Section 8(e) of the Act provides that "[i]t shall be an unfair labor practice for any labor organization and any employer to enter into any contract or agreement, express or implied, whereby such employer ceases or refrains or agrees to cease or refrain from handling, using, selling, transporting or otherwise dealing in any of the products of any other employer, or cease doing business with any other person," subject to two provisos, discussed below.
- This prohibition, enacted in 1959, complements Section 8(b)(4), enacted 12 years earlier. Section 8(b)(4) makes it unlawful for unions to engage in certain kinds of conduct with an object of forcing or requiring an employer to cease doing business with another employer. (For more on Section 8(b)(4), see "for unions" in this app.) Section 8(e) ensures that unions and employers cannot accomplish by agreement what Section 8(b)(4) outlaws unions from accomplishing by compulsion. With two exceptions, discussed below, Section 8(e) makes it unlawful for an employer and union to enter into an agreement in which the employer agrees to cease doing business with another employer. (Section 8(b)(4)(A), enacted in its present form at the same time as Section 8(e), closes a final loophole by prohibiting unions from forcing an employer to enter into an agreement to cease doing business with another employer.)
- Section 8(e) makes it unlawful to "enter into" certain kinds of agreements. For Section 8(e) purposes, an agreement is entered into when it is executed, and also every time it is reaffirmed or enforced.
- As interpreted by the Supreme Court, Section 8(e) outlaws agreements that come within the scope of its terms and have a secondary objective. If a contract clause has a primary objective of benefiting the contracting employer's own employees-such as by preserving work they customarily perform or recapturing work they used to perform-it is lawful even if it appears to be condemned by the literal terms of Section 8(e). The work in question must be "fairly claimable" by unit employees. Where the objective of an 8(e)-defective clause is not to preserve unit work but to acquire work that unit empIoyees have never performed and thus cannot fairly claim, Section 8(e) is violated.
- "Picket-line" clauses that permit employees to refuse to cross picket lines in support of lawful primary strikes are lawful. But picket-line clauses worded so broadly as to permit employees to refuse to cross picket lines in support of secondary boycotts violate Section 8(e). Thus, for example, a clause permitting employees to refuse to cross any picket line would be unlawful.
- "Struck-work" clauses in which an employer agrees, in essence, not to become an ally of a struck employer do not violate Section 8(e). (For more on the "ally doctrine", see "for unions" in this app.) Thus, for example, a clause providing that employees will not be required to handle work "farmed out" from a struck employer, while making clear that it does not apply to work the employer has customarily performed for such employer, would be lawful.
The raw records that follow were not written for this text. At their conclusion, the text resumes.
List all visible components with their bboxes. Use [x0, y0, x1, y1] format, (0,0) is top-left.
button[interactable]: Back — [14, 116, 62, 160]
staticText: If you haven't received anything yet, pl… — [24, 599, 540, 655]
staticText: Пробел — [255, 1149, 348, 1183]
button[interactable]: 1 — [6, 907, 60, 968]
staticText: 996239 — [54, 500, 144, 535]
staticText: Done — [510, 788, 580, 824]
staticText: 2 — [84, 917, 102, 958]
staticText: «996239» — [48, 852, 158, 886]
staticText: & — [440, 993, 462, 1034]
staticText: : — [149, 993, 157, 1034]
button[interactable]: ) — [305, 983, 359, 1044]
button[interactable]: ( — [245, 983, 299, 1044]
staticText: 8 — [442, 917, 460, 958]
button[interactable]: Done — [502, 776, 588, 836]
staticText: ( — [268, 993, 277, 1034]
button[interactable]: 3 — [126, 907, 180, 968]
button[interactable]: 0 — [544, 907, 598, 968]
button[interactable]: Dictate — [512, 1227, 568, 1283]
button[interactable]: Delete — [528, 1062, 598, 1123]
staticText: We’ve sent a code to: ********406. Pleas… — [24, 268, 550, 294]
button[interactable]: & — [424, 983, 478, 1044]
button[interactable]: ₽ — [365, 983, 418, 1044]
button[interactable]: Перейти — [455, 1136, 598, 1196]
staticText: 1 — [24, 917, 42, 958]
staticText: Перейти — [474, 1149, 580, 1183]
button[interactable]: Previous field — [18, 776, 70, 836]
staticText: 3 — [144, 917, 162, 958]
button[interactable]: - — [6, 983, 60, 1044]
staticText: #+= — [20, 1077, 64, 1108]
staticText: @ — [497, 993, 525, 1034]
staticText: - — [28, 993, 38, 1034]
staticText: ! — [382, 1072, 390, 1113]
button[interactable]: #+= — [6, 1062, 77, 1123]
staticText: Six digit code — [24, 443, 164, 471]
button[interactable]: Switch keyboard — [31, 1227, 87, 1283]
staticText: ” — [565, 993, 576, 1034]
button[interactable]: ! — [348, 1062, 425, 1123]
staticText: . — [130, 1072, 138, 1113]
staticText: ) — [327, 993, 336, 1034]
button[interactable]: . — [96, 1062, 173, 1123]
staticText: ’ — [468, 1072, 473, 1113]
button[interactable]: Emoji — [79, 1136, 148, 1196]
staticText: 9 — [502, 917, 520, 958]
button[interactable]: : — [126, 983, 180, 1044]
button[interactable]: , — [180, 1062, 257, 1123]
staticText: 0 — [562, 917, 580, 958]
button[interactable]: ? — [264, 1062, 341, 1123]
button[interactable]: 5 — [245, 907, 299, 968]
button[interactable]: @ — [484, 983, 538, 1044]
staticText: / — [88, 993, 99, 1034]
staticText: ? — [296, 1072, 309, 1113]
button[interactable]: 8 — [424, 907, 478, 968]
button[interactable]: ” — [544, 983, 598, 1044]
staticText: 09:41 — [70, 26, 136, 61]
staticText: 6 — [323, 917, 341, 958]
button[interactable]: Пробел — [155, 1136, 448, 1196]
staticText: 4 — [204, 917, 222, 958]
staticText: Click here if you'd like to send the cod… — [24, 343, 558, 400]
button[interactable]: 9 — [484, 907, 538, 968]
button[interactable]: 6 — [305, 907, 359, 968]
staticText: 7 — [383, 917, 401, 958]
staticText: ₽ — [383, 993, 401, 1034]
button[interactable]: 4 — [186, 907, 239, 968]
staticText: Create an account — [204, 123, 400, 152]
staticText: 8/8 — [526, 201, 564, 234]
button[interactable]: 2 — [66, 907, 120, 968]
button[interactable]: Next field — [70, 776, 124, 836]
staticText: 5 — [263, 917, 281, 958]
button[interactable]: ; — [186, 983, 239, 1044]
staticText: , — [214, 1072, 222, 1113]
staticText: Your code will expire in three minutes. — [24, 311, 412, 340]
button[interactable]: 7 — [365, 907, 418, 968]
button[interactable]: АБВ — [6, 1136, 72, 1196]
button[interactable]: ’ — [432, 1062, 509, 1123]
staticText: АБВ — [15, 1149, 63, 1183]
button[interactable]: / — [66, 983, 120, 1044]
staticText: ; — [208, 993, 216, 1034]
- Outside of the construction and garment manufacturing industries, union-signatory subcontracting clauses violate Section 8(e), but union-standards subcontracting clauses do not. Thus, a clause requiring the employer to subcontract work only to employers that have collective-bargaining agreements would be unlawful. But a clause requiring the employer to subcontract work only to employers that observe union-equivalent wages, hours, and benefits would not.
- The first or "construction industry" proviso to Section 8(e) exempts from its prohibition agreements in the construction industry relating to the contracting or subcontracting of work to be done at a construction site. Under the second proviso, Section 8(e) does not apply to certain agreements in the garment manufacturing industry.
- In Woelke & Romero Framing v. NLRB, 456 U.S. 645 (1982), the Supreme Court held that the construction industry proviso "shelters union signatory subcontracting clauses that are sought or negotiated in the context of a collective bargaining relationship." Thus, a general contractor and union that have a bargaining relationship (under either Section 9(a) or 8(f)) may enter into an agreement requiring the general contractor to subcontract construction-site work to union-signatory subcontractors. (A union may strike or picket to obtain such an agreement, but it may not do so (or threaten to do so) to enforce such an agreement.) In the absence of a collective-bargaining relationship, however, such an agreement is outside the shelter of the construction industry proviso.
- Under the second or "garment industry" proviso, Section 8(e) does not apply to certain agreements in the garment manufacturing industry. The purpose of the "garment industry" proviso is to protect agreements that prevent subcontracting "parts of an integrated process of production in the apparel and clothing industry" to sweatshops.